Pour Washington, l’enquête française ne vise pas à punir un crime, mais à réglementer la « libre expression d’idées et d’opinions » d’une manière totalement contraire au premier amendement de la Constitution américaine. En clair, les États-Unis accusent le gouvernement d’Emmanuel Macron d’utiliser le système judiciaire comme un outil de police politique pour faire taire les voix dissidentes sur Internet.
Elon Musk face au « rouleau compresseur » européen
L’enquête en question, qui dure depuis plus de seize mois, portait initialement sur des soupçons d’abus d’algorithmes et d’extractions frauduleuses de données. Cependant, comme le souligne Florian Philippot, cette procédure est indissociable du règlement européen DSA (Digital Services Act), véritable machine de guerre contre la liberté d’expression pilotée par Ursula von der Leyen depuis Bruxelles.
X a déjà été frappé par une amende de 120 millions d’euros en décembre 2025 pour de prétendus manquements à la transparence. En visant l’entité française de X par des perquisitions et des convocations, le parquet de Paris espérait faire pression sur la direction générale aux États-Unis. Mais Elon Musk, fidèle à sa réputation, a choisi la confrontation directe. Il a qualifié la démarche de « politique et abusive » et a publiquement félicité la décision américaine, affirmant que cette dérive devait cesser.
Le spectre de l’affaire Pavel Durov

Cette tension entre Musk et Macron ne naît pas dans un vide.

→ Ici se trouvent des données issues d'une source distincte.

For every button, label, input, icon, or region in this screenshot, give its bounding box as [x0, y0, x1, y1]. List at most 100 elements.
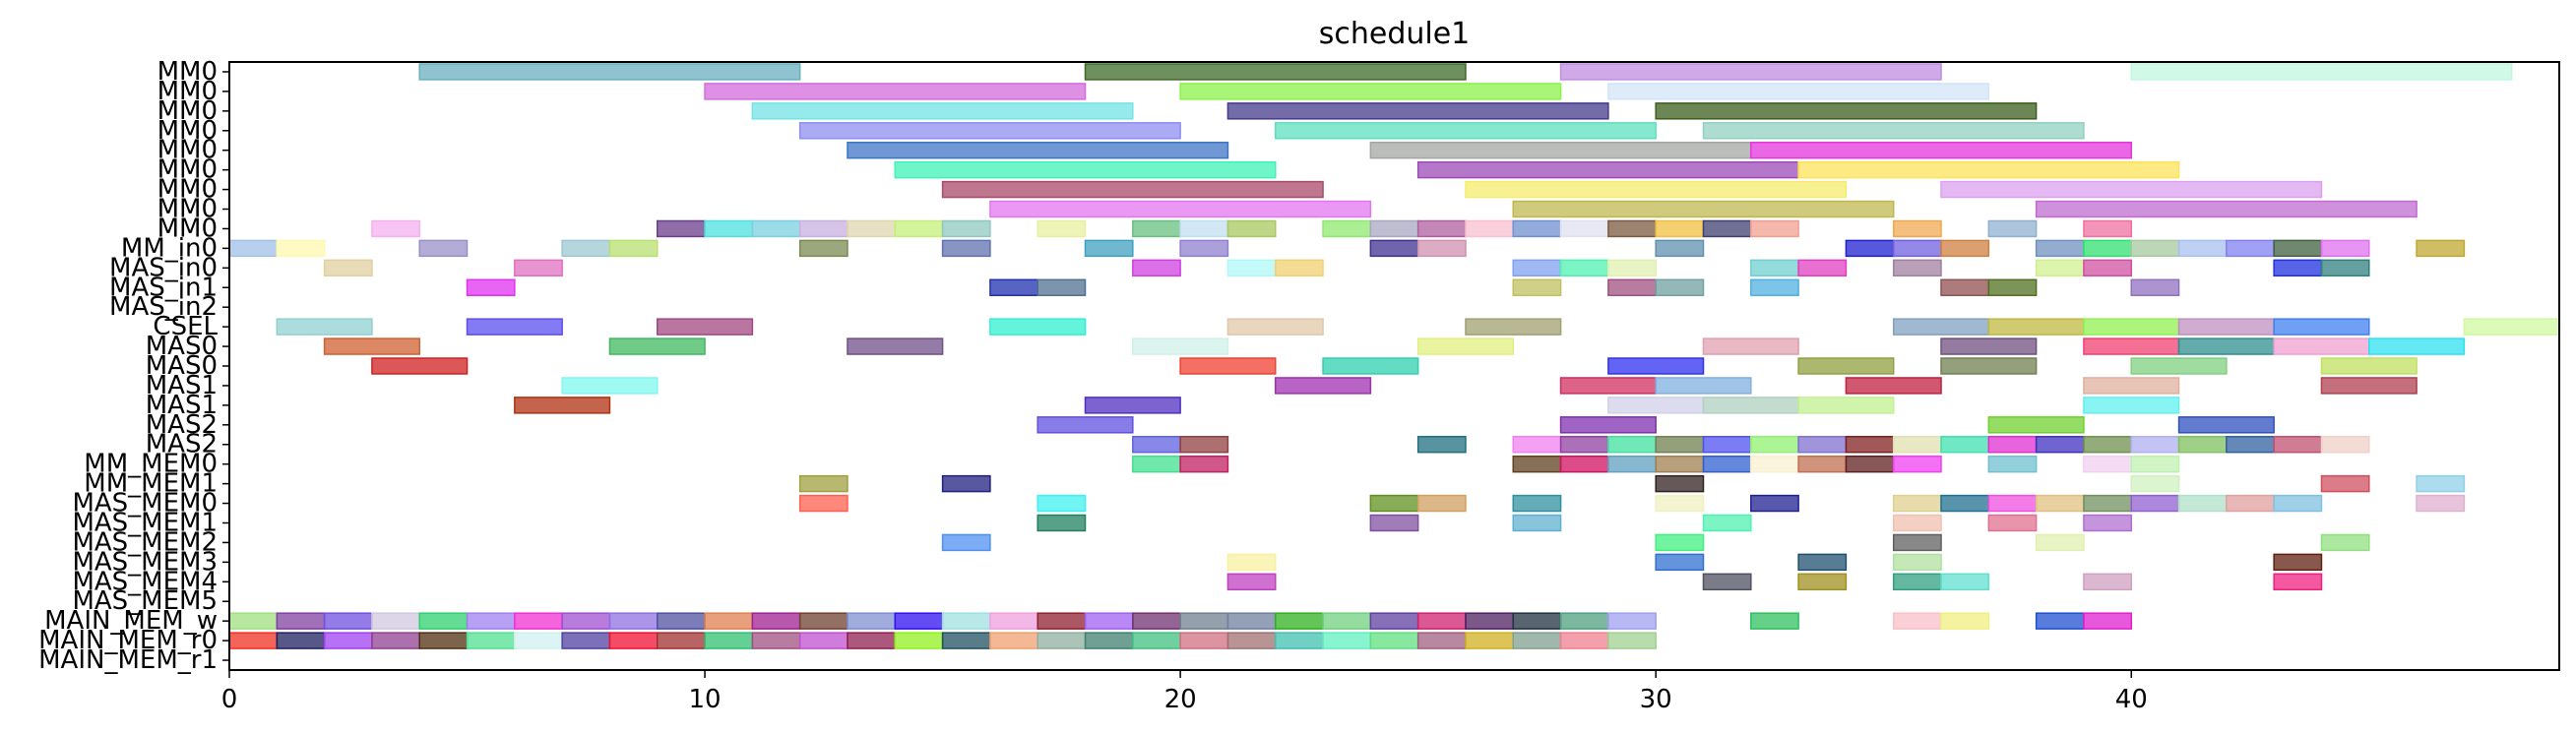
- task-bar: [1750, 259, 1799, 277]
- task-bar: [1655, 219, 1705, 238]
- task-bar: [989, 200, 1372, 218]
- task-bar: [1987, 278, 2038, 296]
- y-tick-label: MAS1: [146, 391, 218, 420]
- task-bar: [514, 259, 563, 277]
- task-bar: [2035, 259, 2085, 277]
- task-bar: [418, 239, 469, 258]
- task-bar: [2320, 533, 2370, 552]
- task-bar: [1559, 416, 1657, 434]
- task-bar: [2035, 612, 2085, 630]
- task-bar: [1226, 219, 1277, 238]
- task-bar: [941, 612, 991, 630]
- task-bar: [2035, 436, 2085, 454]
- task-bar: [1607, 259, 1657, 277]
- task-bar: [1465, 612, 1515, 630]
- task-bar: [1940, 357, 2038, 375]
- task-bar: [2083, 337, 2180, 355]
- task-bar: [1322, 357, 1419, 375]
- y-tick-label: MM0: [157, 136, 218, 165]
- task-bar: [1037, 612, 1087, 630]
- task-bar: [1512, 278, 1562, 296]
- y-tick-label: MM_in0: [121, 233, 218, 263]
- task-bar: [1797, 397, 1895, 414]
- task-bar: [323, 259, 373, 277]
- task-bar: [1037, 494, 1087, 513]
- task-bar: [1132, 337, 1229, 355]
- task-bar: [1655, 377, 1752, 395]
- y-tick-label: MAS_in0: [109, 253, 218, 282]
- task-bar: [1559, 436, 1609, 454]
- task-bar: [228, 239, 279, 258]
- task-bar: [1179, 357, 1277, 375]
- task-bar: [1084, 632, 1134, 649]
- task-bar: [1607, 436, 1657, 454]
- task-bar: [1702, 455, 1752, 473]
- task-bar: [1892, 514, 1942, 532]
- task-bar: [2273, 239, 2323, 258]
- task-bar: [1559, 455, 1609, 473]
- task-bar: [657, 318, 754, 336]
- task-bar: [276, 318, 373, 336]
- task-bar: [1987, 318, 2085, 336]
- task-bar: [2463, 318, 2560, 336]
- task-bar: [1750, 436, 1799, 454]
- task-bar: [941, 533, 991, 552]
- task-bar: [1940, 278, 1990, 296]
- task-bar: [2130, 436, 2180, 454]
- task-bar: [2130, 455, 2180, 473]
- task-bar: [1892, 239, 1942, 258]
- task-bar: [276, 612, 326, 630]
- task-bar: [1797, 357, 1895, 375]
- task-bar: [608, 239, 659, 258]
- task-bar: [418, 63, 801, 81]
- task-bar: [1607, 219, 1657, 238]
- task-bar: [561, 632, 611, 649]
- task-bar: [1465, 318, 1562, 336]
- task-bar: [2320, 259, 2370, 277]
- task-bar: [1465, 180, 1848, 199]
- task-bar: [1559, 377, 1657, 395]
- task-bar: [1226, 553, 1277, 572]
- task-bar: [1416, 494, 1467, 513]
- task-bar: [2130, 239, 2180, 258]
- task-bar: [2083, 397, 2180, 414]
- x-tick-label: 30: [1640, 685, 1672, 714]
- task-bar: [2083, 239, 2132, 258]
- task-bar: [1655, 474, 1705, 493]
- task-bar: [941, 239, 991, 258]
- task-bar: [1655, 455, 1705, 473]
- task-bar: [798, 219, 848, 238]
- task-bar: [1179, 455, 1229, 473]
- y-tick-label: MM0: [157, 195, 218, 224]
- task-bar: [561, 239, 611, 258]
- task-bar: [2273, 318, 2370, 336]
- task-bar: [657, 219, 706, 238]
- task-bar: [466, 318, 563, 336]
- task-bar: [514, 397, 611, 414]
- task-bar: [1797, 436, 1848, 454]
- task-bar: [1655, 436, 1705, 454]
- task-bar: [1179, 612, 1229, 630]
- task-bar: [847, 219, 897, 238]
- task-bar: [2177, 239, 2228, 258]
- task-bar: [1512, 200, 1895, 218]
- task-bar: [1702, 436, 1752, 454]
- task-bar: [2177, 436, 2228, 454]
- task-bar: [2083, 514, 2132, 532]
- task-bar: [1702, 397, 1799, 414]
- task-bar: [1940, 180, 2323, 199]
- task-bar: [1987, 494, 2038, 513]
- task-bar: [1132, 455, 1181, 473]
- task-bar: [2035, 494, 2085, 513]
- x-tick-label: 20: [1164, 685, 1197, 714]
- task-bar: [989, 318, 1087, 336]
- task-bar: [894, 160, 1277, 179]
- y-tick-label: MAIN_MEM_r0: [38, 626, 218, 655]
- task-bar: [1559, 612, 1609, 630]
- y-tick-label: MAIN_MEM_r1: [38, 645, 218, 675]
- x-axis-ticks: 0 10 20 30 40: [221, 670, 2148, 714]
- task-bar: [1322, 612, 1372, 630]
- y-tick-label: MM0: [157, 116, 218, 146]
- y-tick-label: MAS0: [146, 351, 218, 381]
- task-bar: [989, 632, 1038, 649]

Tout le monde a encore en mémoire l’arrestation spectaculaire de Pavel Durov, le fondateur de Telegram, à l’aéroport du Bourget le 24 août 2024. Séquestré en France et poursuivi pour une douzaine de chefs d’accusation, Durov est devenu le symbole de la répression numérique en Europe.
Dans une déclaration récente, Pavel Durov a apporté son soutien total à Elon Musk, affirmant que « la France de Macron perd sa légitimité en transformant les enquêtes pénales en armes ». Il dénonce une justice française aux ordres du gouvernement, où les procureurs sont nommés et promus par le pouvoir exécutif. Pour Philippot, cette image désastreuse renvoyée au monde entier n’est pas celle de la France, mais celle de « l’euro-Macronistan », un protectorat de l’Union européenne qui bafoue sa propre souveraineté.
L’appel à la résistance de Florian Philippot
Face à ce qu’il qualifie d’« enlèvement de fait » pour Durov et de « harcèlement judiciaire » pour Musk, Florian Philippot appelle les Français à une réaction massive. Il souligne l’hypocrisie du gouvernement qui invoque la souveraineté nationale pour poursuivre un réseau social étranger, tout en cédant chaque jour un peu plus de pouvoir à une entité supranationale comme l’UE.
Le président des Patriotes voit dans cette résistance d’Elon Musk un point d’appui pour le combat national. Il exhorte les citoyens à rejoindre la « grande journée du Frexit » le 9 mai prochain à Paris, place des Pyramides. Pour lui, la fin de la censure passe inévitablement par la sortie de l’Union européenne et l’abrogation des lois liberticides comme le règlement DSA ou les projets de surveillance numérique.
Conclusion : Un vent de liberté venu d’ailleurs ?
Alors que les salariés de X sont entendus cette semaine par la section cybercriminalité du parquet de Paris, le bras de fer est loin d’être terminé. Mais en recevant ce soutien inattendu du ministère américain de la Justice, Elon Musk a prouvé que la stratégie d’intimidation de l’Élysée et de Bruxelles a ses limites. Pour les millions de Français qui se battent pour la liberté d’expression, ce « coup de génie » de Musk est une bouffée d’oxygène dans un climat de plus en plus oppressant. La bataille pour la souveraineté numérique et la liberté d’opinion ne fait que commencer.